Yes, $\mathbb R \subset \mathbb C$, since any real number can be expressed as a complex number with $b=0$ (as you state).
Strictly speaking (from a set-theoretic view point), $\mathbb{R} \not \subset \mathbb{C}$. However, $\mathbb{C}$ comes with a canonical embedding of $\mathbb{R}$ and in this sense, you can treat $\mathbb{R}$ as a subset of $\mathbb{C}$.
On the same footing, $\mathbb{N} \not \subset \mathbb{Z} \not \subset \mathbb{Q} \not \subset \mathbb{R}$. However, there is an embedding of $\mathbb{N}$ in $\mathbb{Z}$, and similarly an embedding of $\mathbb{Z}$ in $\mathbb{Q}$ and an embedding of $\mathbb{Q}$ in $\mathbb{R}$.
You may want to look at this post for more details.
So, I was taught that $\mathbb{Z} \subseteq \mathbb{Q} \subseteq \mathbb{R}$.
In general, we're often told that $\mathbb{N} \subset \mathbb{Z} \subset \mathbb{Q} \subset \mathbb{R} \subset \mathbb{C}$, but, alas, none of these containments are true.
For instance, $\mathbb{Z} := \mathbb{N}^2/R$, where $R$ is the equivalence relation defined by $$R = \{ ((a,b),(c,d)) \in \mathbb{N}^2\times\mathbb{N}^2 \mid a+d = b+c\}$$ (see here for full details). With this definition, it is clear that $\mathbb{N}$ is not a subset $\mathbb{Z}$. However, one can identify every natural number $n$ with the equivalence class $[(n,0)]$.

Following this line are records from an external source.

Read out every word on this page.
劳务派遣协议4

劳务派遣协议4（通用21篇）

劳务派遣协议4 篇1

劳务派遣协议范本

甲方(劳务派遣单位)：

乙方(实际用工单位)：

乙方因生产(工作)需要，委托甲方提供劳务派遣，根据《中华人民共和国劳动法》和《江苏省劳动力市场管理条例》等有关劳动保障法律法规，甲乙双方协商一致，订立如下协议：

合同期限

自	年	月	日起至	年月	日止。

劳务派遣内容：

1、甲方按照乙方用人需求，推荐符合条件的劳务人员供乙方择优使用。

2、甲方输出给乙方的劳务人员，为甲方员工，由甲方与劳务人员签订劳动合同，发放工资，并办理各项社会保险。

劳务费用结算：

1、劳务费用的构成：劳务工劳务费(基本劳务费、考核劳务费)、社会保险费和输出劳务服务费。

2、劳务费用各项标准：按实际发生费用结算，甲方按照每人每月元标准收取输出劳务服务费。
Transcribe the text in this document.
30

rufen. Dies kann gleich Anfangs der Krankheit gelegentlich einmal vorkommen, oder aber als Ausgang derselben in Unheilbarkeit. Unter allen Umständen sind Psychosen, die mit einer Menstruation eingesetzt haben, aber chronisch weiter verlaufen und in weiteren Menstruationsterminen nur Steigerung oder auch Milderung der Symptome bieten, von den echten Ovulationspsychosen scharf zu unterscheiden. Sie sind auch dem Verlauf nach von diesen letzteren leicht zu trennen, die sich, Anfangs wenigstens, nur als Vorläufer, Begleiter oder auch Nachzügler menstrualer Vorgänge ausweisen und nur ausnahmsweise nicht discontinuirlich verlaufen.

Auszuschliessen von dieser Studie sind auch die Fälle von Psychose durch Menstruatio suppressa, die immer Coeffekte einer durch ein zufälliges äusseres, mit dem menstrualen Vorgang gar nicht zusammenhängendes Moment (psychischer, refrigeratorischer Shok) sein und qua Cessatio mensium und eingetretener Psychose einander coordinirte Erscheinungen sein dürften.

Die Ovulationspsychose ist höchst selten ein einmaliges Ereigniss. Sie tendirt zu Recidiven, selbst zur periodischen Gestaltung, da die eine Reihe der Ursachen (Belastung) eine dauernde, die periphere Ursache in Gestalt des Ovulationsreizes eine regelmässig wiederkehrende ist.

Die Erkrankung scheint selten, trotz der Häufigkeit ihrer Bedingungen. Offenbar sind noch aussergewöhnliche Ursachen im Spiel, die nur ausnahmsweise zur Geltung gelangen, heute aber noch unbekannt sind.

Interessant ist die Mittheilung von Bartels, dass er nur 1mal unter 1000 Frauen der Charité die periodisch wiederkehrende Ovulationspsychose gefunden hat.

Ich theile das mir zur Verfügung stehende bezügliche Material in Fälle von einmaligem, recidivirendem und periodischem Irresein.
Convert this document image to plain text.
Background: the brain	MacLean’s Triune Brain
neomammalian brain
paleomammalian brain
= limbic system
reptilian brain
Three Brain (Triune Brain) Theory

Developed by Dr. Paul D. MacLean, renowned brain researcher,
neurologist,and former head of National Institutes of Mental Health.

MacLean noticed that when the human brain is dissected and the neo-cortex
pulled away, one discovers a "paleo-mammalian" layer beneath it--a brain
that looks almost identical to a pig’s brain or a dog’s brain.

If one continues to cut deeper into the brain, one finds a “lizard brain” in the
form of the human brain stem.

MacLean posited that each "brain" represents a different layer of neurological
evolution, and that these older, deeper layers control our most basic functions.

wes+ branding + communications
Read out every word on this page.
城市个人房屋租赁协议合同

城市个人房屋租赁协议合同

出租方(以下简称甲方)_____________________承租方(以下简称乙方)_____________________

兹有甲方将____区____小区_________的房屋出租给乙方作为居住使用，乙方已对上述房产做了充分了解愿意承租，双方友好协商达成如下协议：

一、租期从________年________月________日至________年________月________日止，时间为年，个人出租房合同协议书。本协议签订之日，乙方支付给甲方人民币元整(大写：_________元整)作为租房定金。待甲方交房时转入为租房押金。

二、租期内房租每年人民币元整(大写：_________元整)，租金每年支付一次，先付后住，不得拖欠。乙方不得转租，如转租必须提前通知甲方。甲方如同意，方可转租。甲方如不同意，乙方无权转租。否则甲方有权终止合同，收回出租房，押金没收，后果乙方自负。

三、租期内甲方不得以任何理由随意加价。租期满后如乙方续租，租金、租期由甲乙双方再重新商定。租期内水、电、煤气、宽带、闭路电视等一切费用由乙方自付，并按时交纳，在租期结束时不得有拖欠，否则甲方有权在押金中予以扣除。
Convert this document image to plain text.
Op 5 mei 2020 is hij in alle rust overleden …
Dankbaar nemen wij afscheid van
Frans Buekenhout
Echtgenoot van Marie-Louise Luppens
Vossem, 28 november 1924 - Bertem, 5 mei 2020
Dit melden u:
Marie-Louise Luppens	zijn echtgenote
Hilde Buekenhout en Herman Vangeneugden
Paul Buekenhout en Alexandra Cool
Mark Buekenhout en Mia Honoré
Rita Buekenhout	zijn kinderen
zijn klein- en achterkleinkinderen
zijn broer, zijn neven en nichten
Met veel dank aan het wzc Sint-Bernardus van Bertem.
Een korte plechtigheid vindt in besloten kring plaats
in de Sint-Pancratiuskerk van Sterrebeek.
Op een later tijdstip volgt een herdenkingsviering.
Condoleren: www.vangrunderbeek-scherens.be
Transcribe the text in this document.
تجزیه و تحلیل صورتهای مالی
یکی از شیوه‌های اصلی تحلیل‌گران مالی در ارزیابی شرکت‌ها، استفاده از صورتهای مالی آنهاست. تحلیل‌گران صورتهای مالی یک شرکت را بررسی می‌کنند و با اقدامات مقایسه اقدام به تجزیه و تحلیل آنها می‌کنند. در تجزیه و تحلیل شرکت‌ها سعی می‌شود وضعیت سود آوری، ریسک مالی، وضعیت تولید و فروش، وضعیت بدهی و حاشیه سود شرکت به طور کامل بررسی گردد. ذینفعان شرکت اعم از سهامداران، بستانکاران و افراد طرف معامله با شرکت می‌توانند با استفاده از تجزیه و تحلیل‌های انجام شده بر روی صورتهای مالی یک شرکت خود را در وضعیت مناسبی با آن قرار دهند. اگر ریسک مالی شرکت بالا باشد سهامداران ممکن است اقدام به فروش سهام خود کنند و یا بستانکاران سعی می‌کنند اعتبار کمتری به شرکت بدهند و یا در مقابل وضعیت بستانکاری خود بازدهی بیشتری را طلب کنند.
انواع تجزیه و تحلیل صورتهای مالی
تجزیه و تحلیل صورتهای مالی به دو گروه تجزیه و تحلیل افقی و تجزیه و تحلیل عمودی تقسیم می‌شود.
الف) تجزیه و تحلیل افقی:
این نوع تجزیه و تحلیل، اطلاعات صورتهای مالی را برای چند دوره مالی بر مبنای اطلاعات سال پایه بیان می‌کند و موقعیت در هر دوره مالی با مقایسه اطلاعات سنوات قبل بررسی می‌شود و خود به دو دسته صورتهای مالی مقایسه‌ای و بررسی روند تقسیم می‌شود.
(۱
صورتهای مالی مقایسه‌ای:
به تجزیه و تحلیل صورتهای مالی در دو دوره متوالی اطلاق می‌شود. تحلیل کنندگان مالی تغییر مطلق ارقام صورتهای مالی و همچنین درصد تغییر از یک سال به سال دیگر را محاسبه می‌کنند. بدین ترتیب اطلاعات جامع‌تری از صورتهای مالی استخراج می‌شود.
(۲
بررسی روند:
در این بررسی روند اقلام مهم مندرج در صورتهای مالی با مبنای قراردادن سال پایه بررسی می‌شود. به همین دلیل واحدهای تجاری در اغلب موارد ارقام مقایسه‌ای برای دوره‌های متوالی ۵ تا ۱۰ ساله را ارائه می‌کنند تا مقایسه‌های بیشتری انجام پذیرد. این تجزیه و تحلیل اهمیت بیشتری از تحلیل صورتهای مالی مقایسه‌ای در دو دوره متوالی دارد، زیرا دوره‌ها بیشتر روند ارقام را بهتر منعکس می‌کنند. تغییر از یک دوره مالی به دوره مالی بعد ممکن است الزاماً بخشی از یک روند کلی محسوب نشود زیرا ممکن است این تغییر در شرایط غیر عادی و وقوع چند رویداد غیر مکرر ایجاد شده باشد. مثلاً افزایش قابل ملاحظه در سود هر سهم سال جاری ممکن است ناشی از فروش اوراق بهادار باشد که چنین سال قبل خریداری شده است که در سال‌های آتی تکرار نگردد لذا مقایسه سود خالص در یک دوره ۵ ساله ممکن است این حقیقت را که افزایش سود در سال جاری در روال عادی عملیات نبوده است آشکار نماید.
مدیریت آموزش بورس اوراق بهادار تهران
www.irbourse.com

As far as the original question, it is not the case that $\mathbb{R} \subset \mathbb{C}$. However, the mapping $x\in \mathbb{R} \longmapsto x+0i \in \mathbb{C}$ is a ring homomorphism (and, hence, an embedding) and an isometry (notice that $\vert{x-y}\vert = \begin{Vmatrix} (x + 0i)-(y+0i)\end{Vmatrix}$). Thus, the real axis is a subfield of $\mathbb{C}$ that is isomorphic to $\mathbb{R}$.